Ciliwung yang berubah dan kondisi yang menguntungkan janitor fish
Sungai Ciliwung dulu mengalirkan air jernih dari pegunungan Jawa Barat ke Jakarta. Kini, alirannya melewati permukiman padat dan membawa limbah rumah tangga yang belum diolah serta limpasan industri.
Dinding beton menggantikan tepian alami sungai, sementara pada musim kemarau air menjadi lebih hangat dan bergerak lambat. Kondisi seperti itu justru menguntungkan janitor fish dibandingkan spesies asli yang lebih rentan.
Para ahli telah lama mengingatkan bahwa spesies invasif yang tidak terkendali dapat mengacaukan ekosistem air tawar, terutama di wilayah urban padat seperti Jakarta. Ledakan janitor fish dinilai menjadi tanda bahwa masalah polusi air belum tertangani dari akarnya.
Perdebatan soal cara penanganan
Operasi ini tidak berjalan tanpa catatan. Majelis Ulama Indonesia atau MUI menyoroti kekhawatiran soal dugaan kekejaman jika ikan dikubur dalam keadaan hidup.
MUI melalui komisi fatwanya menilai penguburan ikan hidup melanggar hak hewan dalam ajaran Islam. Menanggapi itu, Munjirin menyatakan pemerintah akan meninjau ulang metode penanganan dan memastikan semua ikan sudah mati sebelum dikuburkan.
Pramono Anung juga menegaskan bahwa ikan harus mati terlebih dahulu sebelum dibuang di lokasi yang ditentukan.

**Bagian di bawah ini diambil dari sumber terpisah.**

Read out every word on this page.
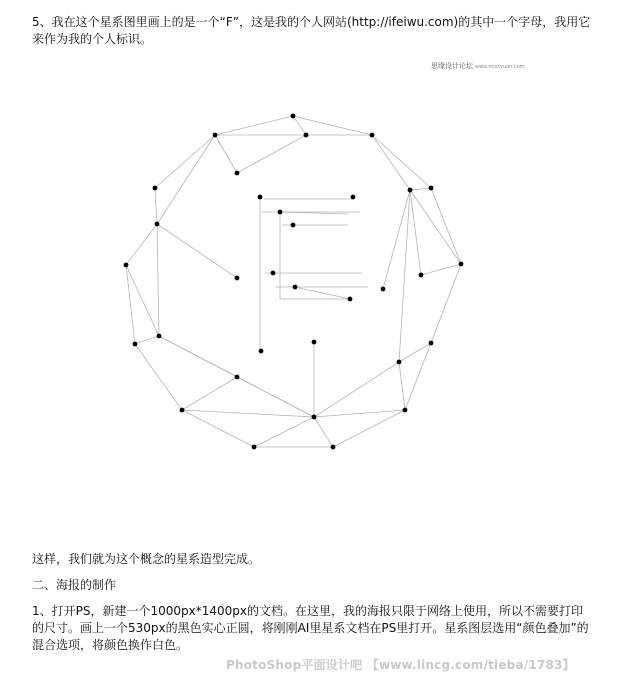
5、我在这个星系图里画上的是一个“F”，这是我的个人网站(http://ifeiwu.com)的其中一个字母，我用它来作为我的个人标识。

思缘设计论坛 www.missyuan.com

这样，我们就为这个概念的星系造型完成。

二、海报的制作

1、打开PS，新建一个1000px*1400px的文档。在这里，我的海报只限于网络上使用，所以不需要打印的尺寸。画上一个530px的黑色实心正圆，将刚刚AI里星系文档在PS里打开。星系图层选用“颜色叠加”的混合选项，将颜色换作白色。

PhotoShop平面设计吧 【www.lincg.com/tieba/1783】
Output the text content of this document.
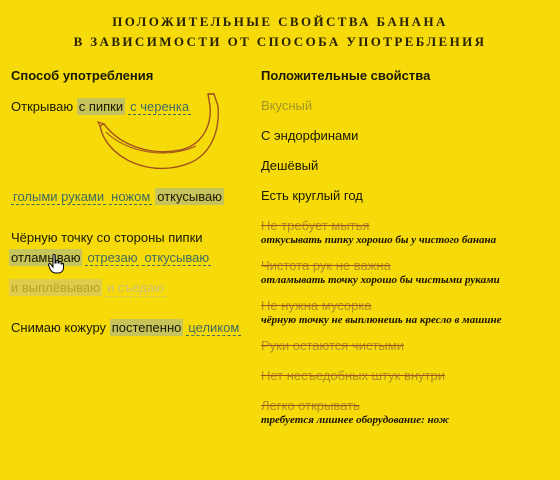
ПОЛОЖИТЕЛЬНЫЕ СВОЙСТВА БАНАНА
В ЗАВИСИМОСТИ ОТ СПОСОБА УПОТРЕБЛЕНИЯ
Способ употребления
Открываю с пипки с черенка
голыми руками ножом откусываю
Чёрную точку со стороны пипки
отламываю отрезаю откусываю
и выплёвываю и съедаю
Снимаю кожуру постепенно целиком
Положительные свойства
Вкусный
С эндорфинами
Дешёвый
Есть круглый год
Не требует мытья
откусывать пипку хорошо бы у чистого банана
Чистота рук не важна
отламывать точку хорошо бы чистыми руками
Не нужна мусорка
чёрную точку не выплюнешь на кресло в машине
Руки остаются чистыми
Нет несъедобных штук внутри
Легко открывать
требуется лишнее оборудование: нож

Ia meminta standar kebersihan diterapkan agar ikan tidak kembali ke sungai atau masuk ke jalur perdagangan.
Apa yang akan dilakukan terhadap ikan hasil tangkapan
Janitor fish sebenarnya bisa dimakan di beberapa negara, tetapi di Jakarta penggunaannya belum akan disetujui segera. Alasannya, ada kekhawatiran soal kontaminasi logam berat dari perairan yang tercemar.
Karena itu, pemerintah kota tengah mempertimbangkan opsi lain, termasuk mengolah ikan menjadi pakan ternak atau pupuk. Ada pula gagasan memanfaatkan ikan yang dikubur sebagai kompos alami, bahkan meniru model Brasil yang mengubah ikan ini menjadi arang untuk memberi nilai ekonomi lebih besar.
Meski begitu, para ahli menilai penanganan massal ini baru langkah awal. Tanpa perbaikan pengelolaan limbah dan pengurangan polusi, Sungai Ciliwung berisiko kembali menjadi habitat yang ideal bagi janitor fish dan kembali menekan populasi ikan asli.